Sevgili okuyucular, bu pazar sohbetinde, üzerinde bol bol tartışılan ve spekülasyonlar yapılan Türkiye’deki Kürt nüfusu hakkında bildiklerimi tekrar aktarmaya çalışacağım.

Evvelâ, şu noktanın altını çizmeliyim ki, Türk-Kürt ayrımına tamamen karşıyım. Türkiye’de yaşayan her vatandaşın eşit olduğunu düşünüyorum. Altkimlikleri nasıl ifade edilirse edilsin, Kürtler Türk Milleti’nin ayrılmaz bir parçası ve bizim öz kardeşlerimizdir. Onlardan bahsederken ‘biz-onlar’ ayrımını yapmak bile beni rahatsız ediyor.
Lâkin, Türkiye’de ayrılıkçı-ırkçı-Kürtçülerin nasıl ayrımcılık yaptıklarını ve bazı dış mihraklar tarafından da nasıl desteklendiklerini hepimiz biliyoruz.

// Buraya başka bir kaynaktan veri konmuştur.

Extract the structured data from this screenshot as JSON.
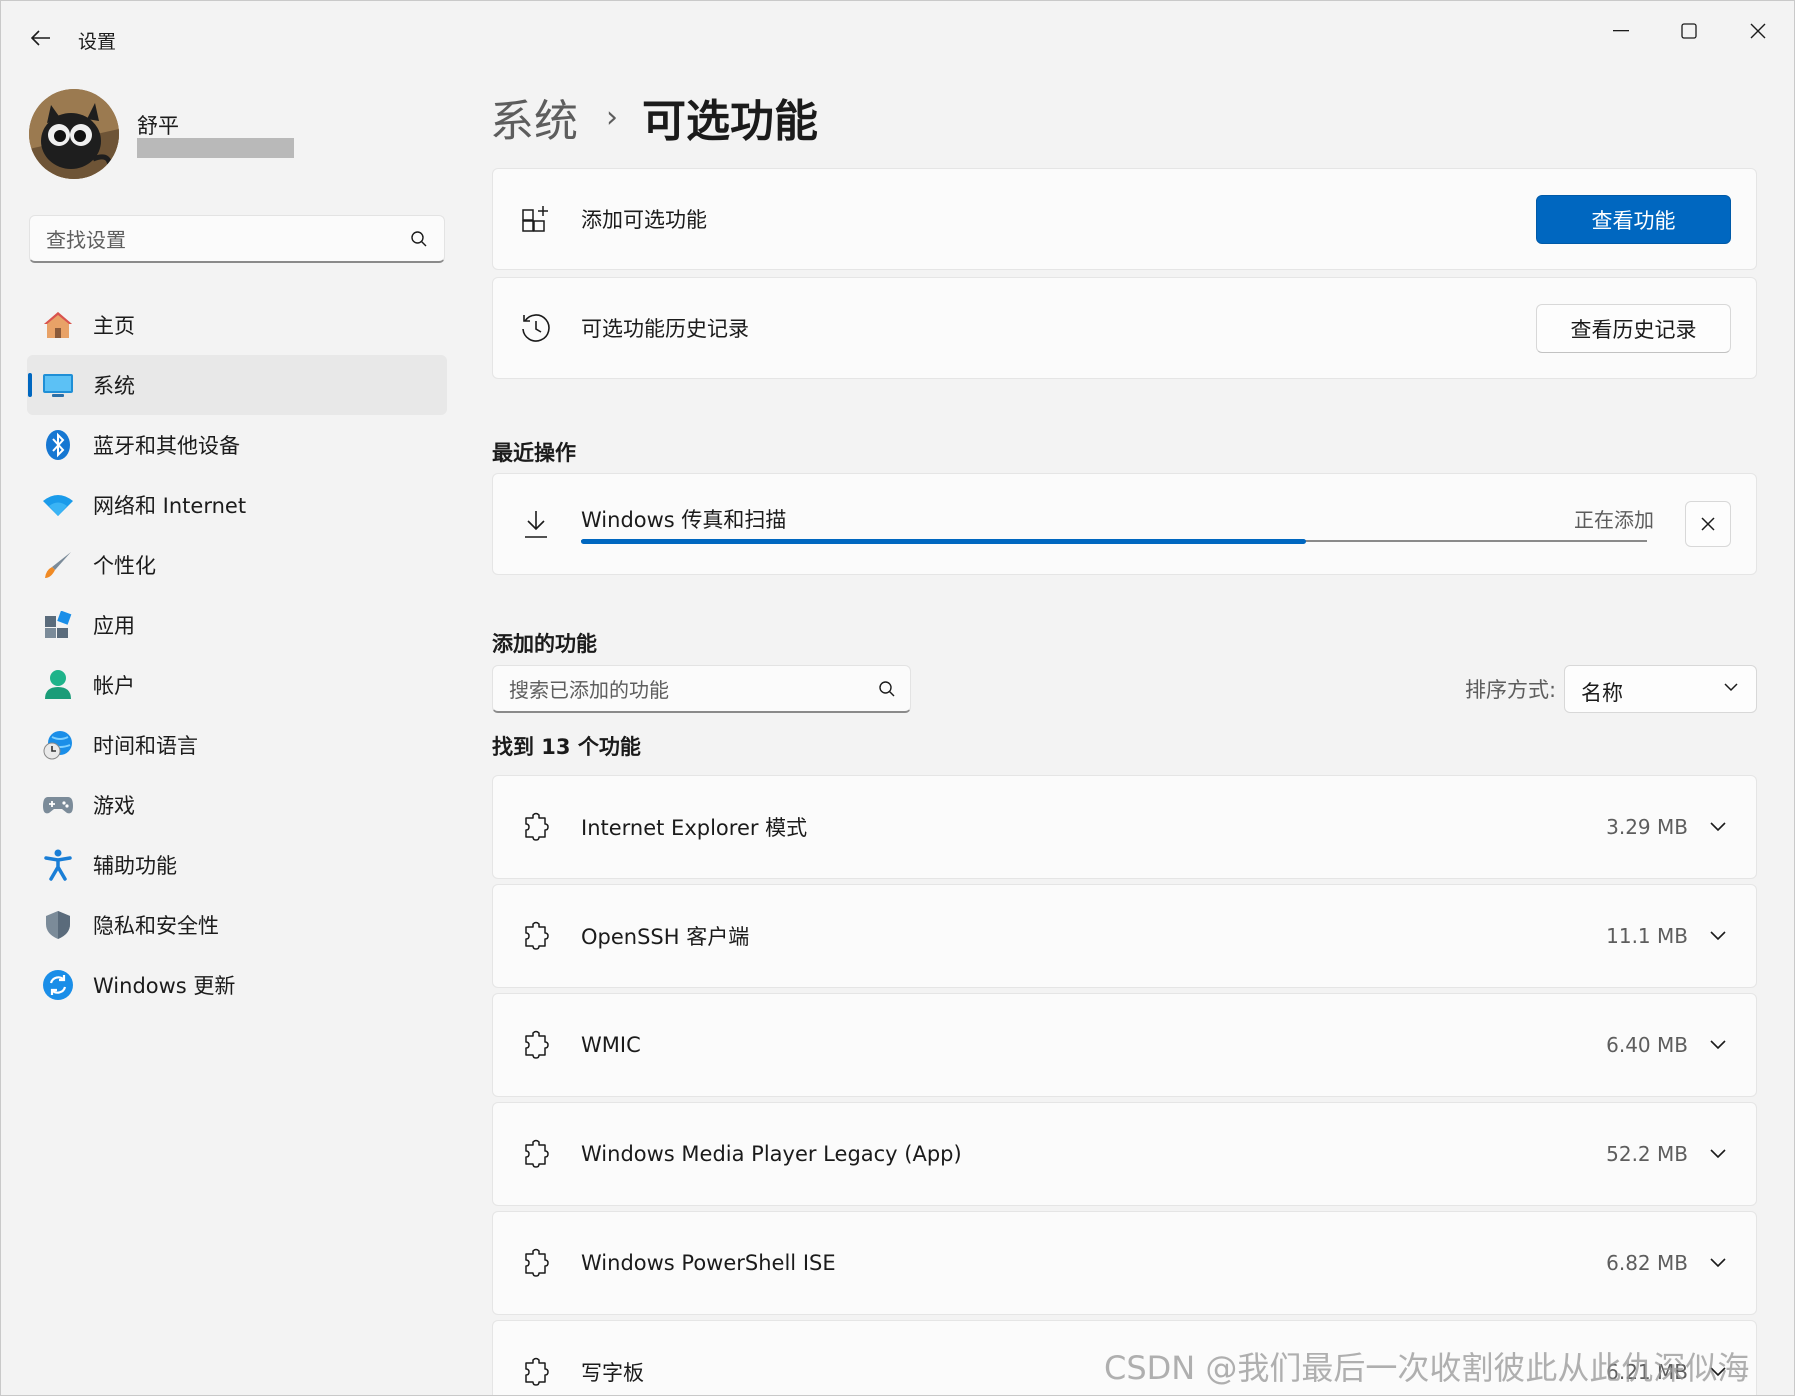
{
  "window": {
    "title": "设置",
    "icons": {
      "back": "arrow-left-icon",
      "minimize": "minimize-icon",
      "maximize": "maximize-icon",
      "close": "close-icon"
    }
  },
  "user": {
    "name": "舒平",
    "email_redacted": true
  },
  "sidebar": {
    "search_placeholder": "查找设置",
    "items": [
      {
        "label": "主页",
        "icon": "home-icon",
        "active": false
      },
      {
        "label": "系统",
        "icon": "system-icon",
        "active": true
      },
      {
        "label": "蓝牙和其他设备",
        "icon": "bluetooth-icon",
        "active": false
      },
      {
        "label": "网络和 Internet",
        "icon": "wifi-icon",
        "active": false
      },
      {
        "label": "个性化",
        "icon": "brush-icon",
        "active": false
      },
      {
        "label": "应用",
        "icon": "apps-icon",
        "active": false
      },
      {
        "label": "帐户",
        "icon": "account-icon",
        "active": false
      },
      {
        "label": "时间和语言",
        "icon": "time-language-icon",
        "active": false
      },
      {
        "label": "游戏",
        "icon": "gaming-icon",
        "active": false
      },
      {
        "label": "辅助功能",
        "icon": "accessibility-icon",
        "active": false
      },
      {
        "label": "隐私和安全性",
        "icon": "shield-icon",
        "active": false
      },
      {
        "label": "Windows 更新",
        "icon": "windows-update-icon",
        "active": false
      }
    ]
  },
  "breadcrumb": {
    "parent": "系统",
    "separator": "›",
    "current": "可选功能"
  },
  "add_feature": {
    "label": "添加可选功能",
    "button": "查看功能",
    "icon": "add-apps-icon"
  },
  "history": {
    "label": "可选功能历史记录",
    "button": "查看历史记录",
    "icon": "history-icon"
  },
  "recent": {
    "title": "最近操作",
    "item": {
      "label": "Windows 传真和扫描",
      "status": "正在添加",
      "progress": 0.68,
      "icon": "download-icon"
    }
  },
  "added": {
    "title": "添加的功能",
    "search_placeholder": "搜索已添加的功能",
    "sort_label": "排序方式:",
    "sort_value": "名称",
    "found_text": "找到 13 个功能",
    "features": [
      {
        "name": "Internet Explorer 模式",
        "size": "3.29 MB"
      },
      {
        "name": "OpenSSH 客户端",
        "size": "11.1 MB"
      },
      {
        "name": "WMIC",
        "size": "6.40 MB"
      },
      {
        "name": "Windows Media Player Legacy (App)",
        "size": "52.2 MB"
      },
      {
        "name": "Windows PowerShell ISE",
        "size": "6.82 MB"
      },
      {
        "name": "写字板",
        "size": "6.21 MB"
      }
    ]
  },
  "watermark": "CSDN @我们最后一次收割彼此从此仇深似海",
  "colors": {
    "accent": "#0067c0",
    "background": "#f3f3f3",
    "card": "#fbfbfb"
  }
}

Atmasyonun böylesi görülmemiştir

Efendim, Kürtçülerin, tamamen ayrılıkçı emellerle Türkiye’deki Kürt nüfusunu yüksek gösterme gayretleri
bazen ‘açık arttırma’ ya dönüştürülmektedir. Meşhedi Cafer’e rahmet okutturacak şekilde rakamlar savuranlar, iddialarını toplam nüfusun yüzde 15’inden başlatarak yüzde 20, yüzde 25, hatta üçte birine kadar yükseltmektedirler. Ancak, mübalağalı, siyasî ve ideolojik varsayımlı bu iddiaların hiçbirinin bilimsel, hatta mantıklı bir kaynağa dayanmadığı görülmektedir.

Bir haftalık dergide de yer alan Mehrdad İzady’nin tahminlerine(!) göre, 2050 yılında Türkiye’deki Kürt nüfusu, Türk nüfusunu geçecekmiş. Meşhedi Cafer’in ahfadından(!) geldiğini sandığımız İranlı Kürtçü İzady, 1991 Kasımı’nda Newyork’ta Kürt Enstitüsü’nde yapılan bir konferansta, Türkiye’deki Kürt nüfusunun 2020 yılında 34 milyona ve 2050 yılında 49 milyona çıkacağını iddia etmişti. İzady, Prof. Justin McCarthy’nin, görüşlerinin hangi bilimsel verilere dayandırıldığına dair sorusuna ise ‘İstatistiklere değil, Cumhurbaşkanlığı sözcüsü Kaya Toperi’nin Körfez Savaşı sırasında telâffuz ettiği bazı rakamlara, geçen yüzyılda atla dolaşıp tahminlerde bulunan seyyahlara ve siyasî beyanlara’ dayandırıldığını söylemişti.

Time dergisi 18 Mart 1991 tarihli sayısında, Türkiye’de 8 milyon Kürt olduğunu yazmış; ancak iki hafta sonraki 1 Nisan 1991 tarihli sayısında -bu rakamı az bulmuş olacak ki- Türkiye’deki Kürt nüfusu sayısını bir anda ikiye katlayarak 14,5 milyona çıkarmıştır (Mustafa Akyol).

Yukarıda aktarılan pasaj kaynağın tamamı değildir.